While we'll explore some more advanced algorithms for binary search trees in the exercises, we can define our own `BinarySearchTree` type:

In [1]:
class BinarySearchTree:
    
    def __init__(self, data):
        self.data = data
        self.left = None
        self.right = None
        
    def insert(self, data):
        if data < self.data:
            if self.left is None:
                self.left = BinarySearchTree(data)
            else:
                self.left.insert(data)
        else:
            if self.right is None:
                self.right = BinarySearchTree(data)
            else:
                self.right.insert(data)

    def pretty_print(self):
        if self.left is not None:
            self.left.pretty_print()
        print(self.data, end=" ")
        if self.right is not None:
            self.right.pretty_print()

The key to understanding this implementation is knowing that the left and right branches of a given node are themselves binary search trees, with the ordering property as described.

When we initialise a `BinarySearchTree` we set the value to that specified, and set the `left` and `right` branches to `None`, since they don't yet exist. The `insert` method follows the insertion method described above: we compare the node's value, and follow the `left` and `right` branches as needed. When we find where the new value is to be inserted, we instantiate a new `BinarySearchTree`, and set it as the relevant `left` or `right` node.

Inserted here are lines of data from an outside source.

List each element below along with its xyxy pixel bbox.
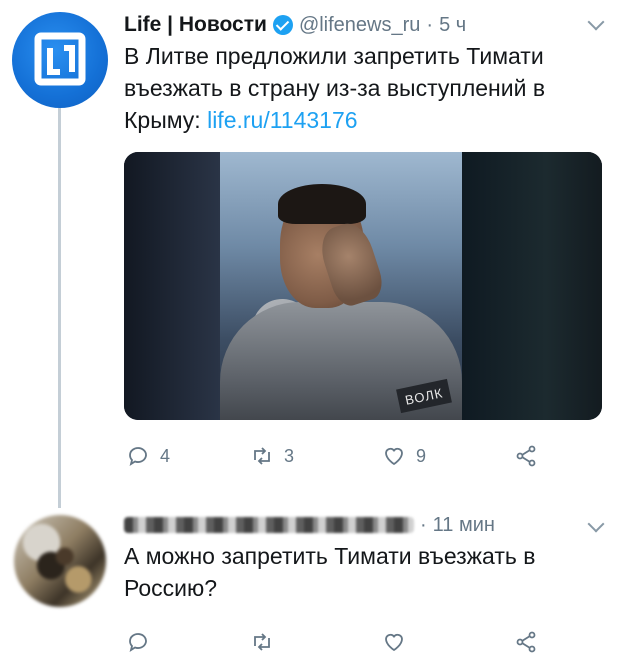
retweet-button[interactable]: 3 [250, 444, 294, 468]
like-icon [385, 633, 403, 652]
retweet-button[interactable] [250, 630, 274, 654]
reply-icon [129, 447, 147, 466]
media-blur-right [462, 152, 602, 420]
media-photo: ВОЛК [212, 152, 462, 420]
separator-dot: · [420, 513, 427, 536]
thread-connector-line [58, 108, 61, 508]
tweet-actions: 4 3 9 [124, 444, 564, 474]
like-icon [385, 447, 403, 466]
retweet-icon [254, 447, 270, 465]
reply-count: 4 [160, 445, 171, 466]
share-icon [516, 631, 536, 653]
tweet-actions [124, 630, 564, 660]
share-button[interactable] [514, 630, 538, 654]
tweet-header: Life | Новости @lifenews_ru · 5 ч [124, 10, 604, 40]
author-handle[interactable]: @lifenews_ru [299, 14, 420, 37]
life-logo-icon [34, 32, 86, 86]
avatar-user[interactable] [14, 515, 106, 607]
like-button[interactable] [382, 630, 406, 654]
tweet-text: А можно запретить Тимати въезжать в Росс… [124, 543, 536, 601]
share-icon [516, 445, 536, 467]
verified-icon [272, 15, 293, 35]
tweet-header: · 11 мин [124, 510, 604, 540]
media-blur-left [124, 152, 220, 420]
share-button[interactable] [514, 444, 538, 468]
tweet-media-image[interactable]: ВОЛК [124, 152, 602, 420]
reply-icon [129, 633, 147, 652]
tweet-timestamp[interactable]: 5 ч [439, 14, 466, 37]
redacted-author [124, 517, 414, 533]
avatar-life[interactable] [12, 12, 108, 108]
like-button[interactable]: 9 [382, 444, 426, 468]
reply-button[interactable]: 4 [126, 444, 170, 468]
photo-hair [278, 184, 366, 224]
author-name[interactable]: Life | Новости [124, 13, 267, 37]
tweet-body: В Литве предложили запретить Тимати въез… [124, 40, 604, 136]
reply-button[interactable] [126, 630, 150, 654]
retweet-count: 3 [284, 445, 295, 466]
tweet-timestamp[interactable]: 11 мин [433, 514, 495, 537]
separator-dot: · [426, 13, 434, 36]
like-count: 9 [416, 445, 427, 466]
tweet-link[interactable]: life.ru/1143176 [207, 107, 357, 133]
retweet-icon [254, 633, 270, 651]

The `pretty_print` prints the values held in the binary search tree, in order. It first prints out the values of any nodes to the left, then the value of the node itself, and finally, the value of any nodes to the right. Again, because the `left` and `right` branches are binary search trees themselves, we can keep our code simple.

## Summary

In this tutorial, we've learned about three new data structures:
- stacks;
- queues; and
- binary search trees.

We've also seen how to implement these new structures in Python.